SillySounds 20th March 2013 02:06 PM

Quote:

and capability of driving 4ohms is NOT the same as stable into a 4r0 test load
Andrew - what do you mean when you say its not the same as stable into a 4ro test load? does this affect my loading the amp in different impedances on different channels. would this make the amp unstable?
Sorry about all the questions but also what do you mean with "test load"?

Jsixis 21st March 2013 01:53 AM

if you build a crossover your amp will only see 8 ohms

AndrewT 21st March 2013 10:01 AM

Quote:

Originally Posted by SillySounds (Post 3419128)
Andrew - what do you mean when you say its not the same as stable into a 4ro test load? does this affect my loading the amp in different impedances on different channels. would this make the amp unstable?
Sorry about all the questions but also what do you mean with "test load"?

Some amplifier retailers/manufacturers tell the truth and do not need to exaggerate power claims to sell their product.

Other retailers/manufacturers put profit above all else and sell rubbish that if truthfully specified would never sell to a knowledgable customer.
These types of sellers will use many ways to describe their Power Amplifiers to make them look as good as or better than those available from competitors.

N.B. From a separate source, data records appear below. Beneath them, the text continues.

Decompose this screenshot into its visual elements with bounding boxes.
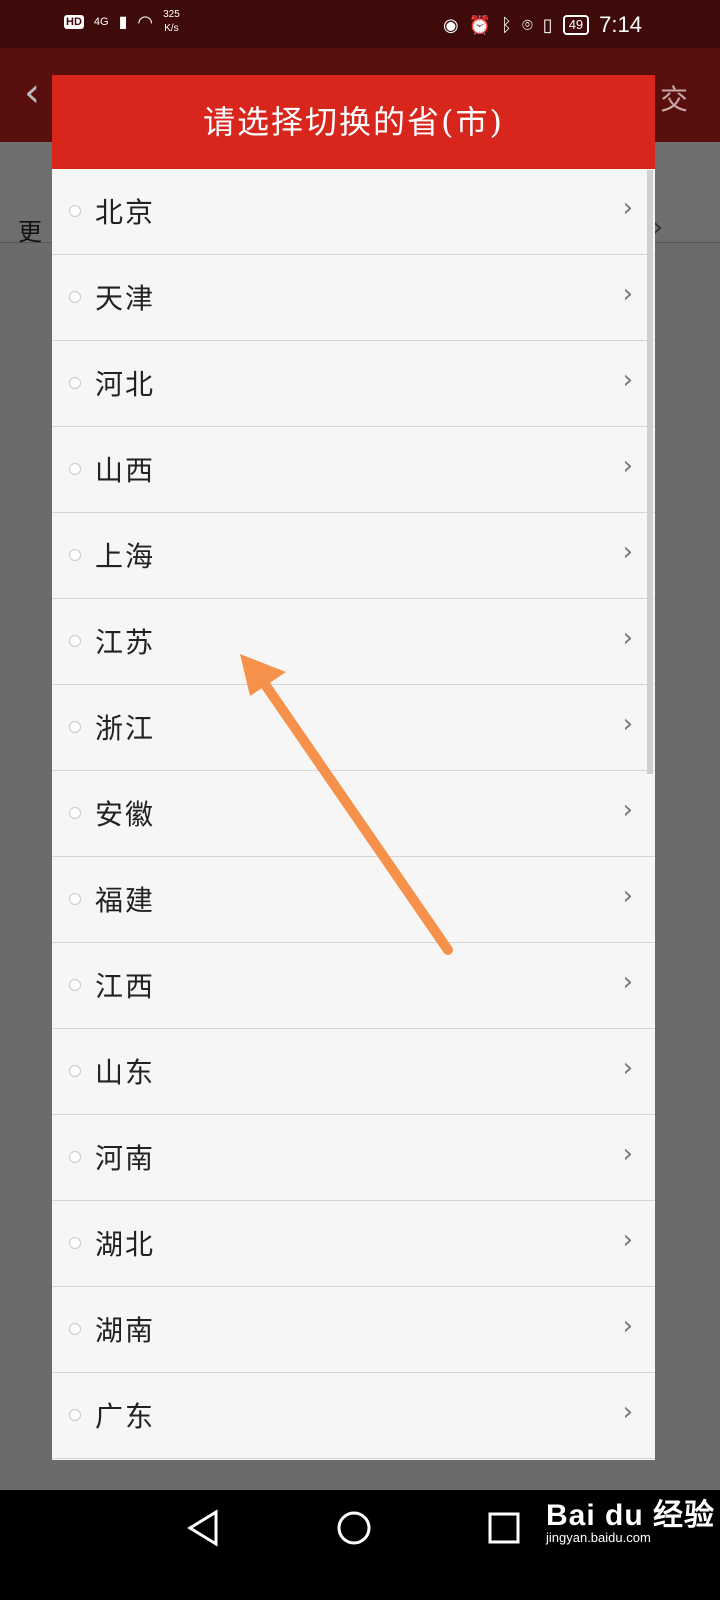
radio-icon[interactable] — [69, 721, 81, 733]
radio-icon[interactable] — [69, 205, 81, 217]
list-item[interactable]: 浙江 › — [52, 685, 655, 771]
chevron-right-icon: › — [622, 795, 633, 825]
list-item[interactable]: 北京 › — [52, 169, 655, 255]
list-item[interactable]: 安徽 › — [52, 771, 655, 857]
list-item-label: 浙江 — [95, 712, 156, 745]
net-speed: 325 K/s — [163, 8, 180, 36]
list-item-label: 山西 — [95, 454, 156, 487]
radio-icon[interactable] — [69, 635, 81, 647]
network-type: 4G — [93, 16, 109, 28]
list-item[interactable]: 山西 › — [52, 427, 655, 513]
dialog-title: 请选择切换的省(市) — [52, 75, 655, 169]
watermark: Bai du 经验 jingyan.baidu.com — [546, 1490, 715, 1545]
hd-badge: HD — [64, 15, 84, 29]
list-item[interactable]: 上海 › — [52, 513, 655, 599]
chevron-right-icon: › — [622, 967, 633, 997]
chevron-right-icon: › — [622, 451, 633, 481]
radio-icon[interactable] — [69, 463, 81, 475]
list-item[interactable]: 山东 › — [52, 1029, 655, 1115]
time: 7:14 — [599, 12, 642, 37]
radio-icon[interactable] — [69, 549, 81, 561]
list-item-label: 湖北 — [95, 1228, 156, 1261]
chevron-right-icon: › — [622, 1397, 633, 1427]
chevron-right-icon: › — [622, 709, 633, 739]
radio-icon[interactable] — [69, 893, 81, 905]
list-item[interactable]: 河北 › — [52, 341, 655, 427]
scrollbar[interactable] — [647, 170, 653, 774]
list-item-label: 天津 — [95, 282, 156, 315]
list-item[interactable]: 福建 › — [52, 857, 655, 943]
status-bar: HD 4G ▮ ◠ 325 K/s ◉ ⏰ ᛒ ⌾ ▯ 49 7:14 — [0, 0, 720, 48]
chevron-right-icon: › — [622, 279, 633, 309]
signal-icon: ▮ — [118, 14, 128, 31]
list-item[interactable]: 湖南 › — [52, 1287, 655, 1373]
wifi-icon: ◠ — [137, 11, 154, 32]
watermark-brand: Bai du 经验 — [546, 1499, 716, 1532]
list-item-label: 安徽 — [95, 798, 156, 831]
battery-icon: 49 — [562, 15, 590, 35]
radio-icon[interactable] — [69, 979, 81, 991]
list-item[interactable]: 江西 › — [52, 943, 655, 1029]
alarm-icon: ⏰ — [468, 14, 492, 35]
back-icon[interactable]: ‹ — [24, 70, 40, 116]
list-item-label: 河北 — [95, 368, 156, 401]
background-row-text: 更 — [18, 218, 42, 246]
radio-icon[interactable] — [69, 1065, 81, 1077]
list-item[interactable]: 河南 › — [52, 1115, 655, 1201]
eye-icon: ◉ — [443, 14, 459, 35]
province-picker-dialog: 请选择切换的省(市) 北京 › 天津 › 河北 › 山西 › 上海 › 江苏 › 浙江 › 安徽 › 福建 › 江西… — [52, 75, 655, 1460]
chevron-right-icon: › — [622, 1053, 633, 1083]
net-speed-unit: K/s — [164, 23, 179, 34]
chevron-right-icon: › — [622, 365, 633, 395]
list-item-label: 广东 — [95, 1400, 156, 1433]
chevron-right-icon: › — [622, 1311, 633, 1341]
nav-home-icon[interactable] — [335, 1508, 373, 1552]
province-list: 北京 › 天津 › 河北 › 山西 › 上海 › 江苏 › 浙江 › 安徽 › 福建 › 江西 › 山东 › 河南 › 湖北 › 湖… — [52, 169, 655, 1459]
list-item-label: 山东 — [95, 1056, 156, 1089]
nav-recents-icon[interactable] — [487, 1508, 521, 1552]
background-header-action: 交 — [660, 83, 689, 116]
status-left: HD 4G ▮ ◠ 325 K/s — [64, 8, 180, 36]
list-item-label: 上海 — [95, 540, 156, 573]
vibrate-icon: ▯ — [542, 14, 553, 35]
list-item[interactable]: 江苏 › — [52, 599, 655, 685]
nav-back-icon[interactable] — [186, 1508, 220, 1552]
radio-icon[interactable] — [69, 1237, 81, 1249]
chevron-right-icon: › — [622, 1225, 633, 1255]
radio-icon[interactable] — [69, 377, 81, 389]
radio-icon[interactable] — [69, 1409, 81, 1421]
radio-icon[interactable] — [69, 1323, 81, 1335]
bluetooth-icon: ᛒ — [501, 14, 512, 35]
radio-icon[interactable] — [69, 291, 81, 303]
list-item-label: 河南 — [95, 1142, 156, 1175]
chevron-right-icon: › — [622, 1139, 633, 1169]
list-item-label: 江西 — [95, 970, 156, 1003]
radio-icon[interactable] — [69, 1151, 81, 1163]
list-item[interactable]: 天津 › — [52, 255, 655, 341]
location-icon: ⌾ — [521, 14, 533, 35]
chevron-right-icon: › — [622, 193, 633, 223]
chevron-right-icon: › — [622, 537, 633, 567]
chevron-right-icon: › — [622, 623, 633, 653]
radio-icon[interactable] — [69, 807, 81, 819]
status-right: ◉ ⏰ ᛒ ⌾ ▯ 49 7:14 — [443, 12, 642, 38]
list-item[interactable]: 湖北 › — [52, 1201, 655, 1287]
chevron-right-icon: › — [622, 881, 633, 911]
list-item-label: 湖南 — [95, 1314, 156, 1347]
net-speed-value: 325 — [163, 9, 180, 20]
list-item[interactable]: 广东 › — [52, 1373, 655, 1459]
list-item-label: 福建 — [95, 884, 156, 917]
list-item-label: 北京 — [95, 196, 156, 229]
list-item-label: 江苏 — [95, 626, 156, 659]
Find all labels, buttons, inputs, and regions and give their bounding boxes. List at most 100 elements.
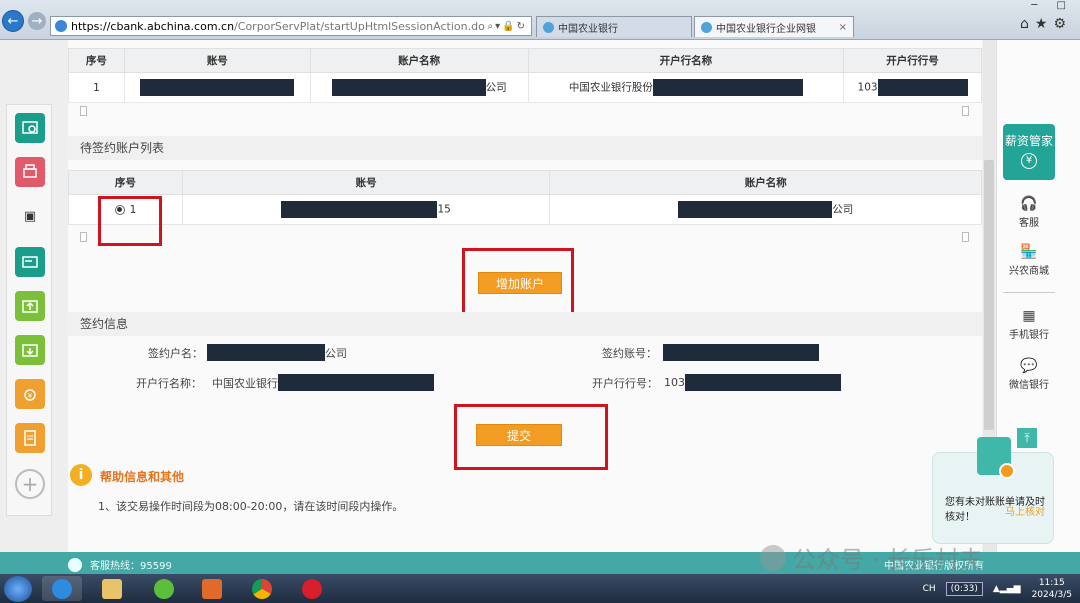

An example is an 8ohms capable amplifier that is properly specified as a 100W into 8r0 @ 1kHz with distortion <0.1% when the mains supply is @ rated voltage.
This amplifier will be able to drive a reactive speaker because the manufacturer has specified it as suitable for 8ohms.
A consequence of the ability to drive a reactive load is that the same amplifier can also drive a test load that has a much lower resistance than the 8ohms of reactive speaker.
A maximum target for a resistive "test load" would be half the 8ohms, i.e. 4r0. Any half decent properly designed 8ohms amplifier must be able to drive a 4r0 until the heatsink temperature reaches some manufacturer determined limit. A typical power into this half load would be at least 150W into 4r0.
A very good amplifier that can drive very reactive 8ohms speaker will easily be able to drive a 3r0 test load. and achieve at least 170W into 4r0.
An excellent 8ohms amplifier will will drive a 2r0 test load for at least a few seconds before reaching that temperature limit. and acheive at least 180W into 4r0.

If you buy a genuine 4ohms capable power amplifier then it MUST be able to drive a 2r0 test load to at least +50% power, for much more than many seconds and preferably drive 1r5 and 1r0 test loads for a few seconds.

Does that make some sense?

chrispenycate 27th March 2013 11:24 PM

I agree that an eight ohm nominal speaker is likely to drop below eight ohms at some frequencies, so the amplifier has to have a little reserve in the power supply and output stages, but several amp protection circuits current limit, not just temperature limit. In which case, the amp will not drive lower impedances at full drive, but will quite cheerfully deliver rated power into half impedance, and a bit less as the impedance drops further.

Don't forget that to get the best out of the system you'll need a crossover to remove the high frequencies from the sub, and lows from the two ways. Not complicated, and greatly improves the performance of both the amp and the speakers.

Have you already got the amp? It would be possible to use two cheaper two channel amps, one (in bridge) for the low end and the other driving the high end in stereo. You'd need to mono up the low frequency signals, but that's no problem, even passively (no, for PA the stereo is not that important, but a fair amount of recorded music was not prepared to sound good in mono, with phase cancellation and odd delays.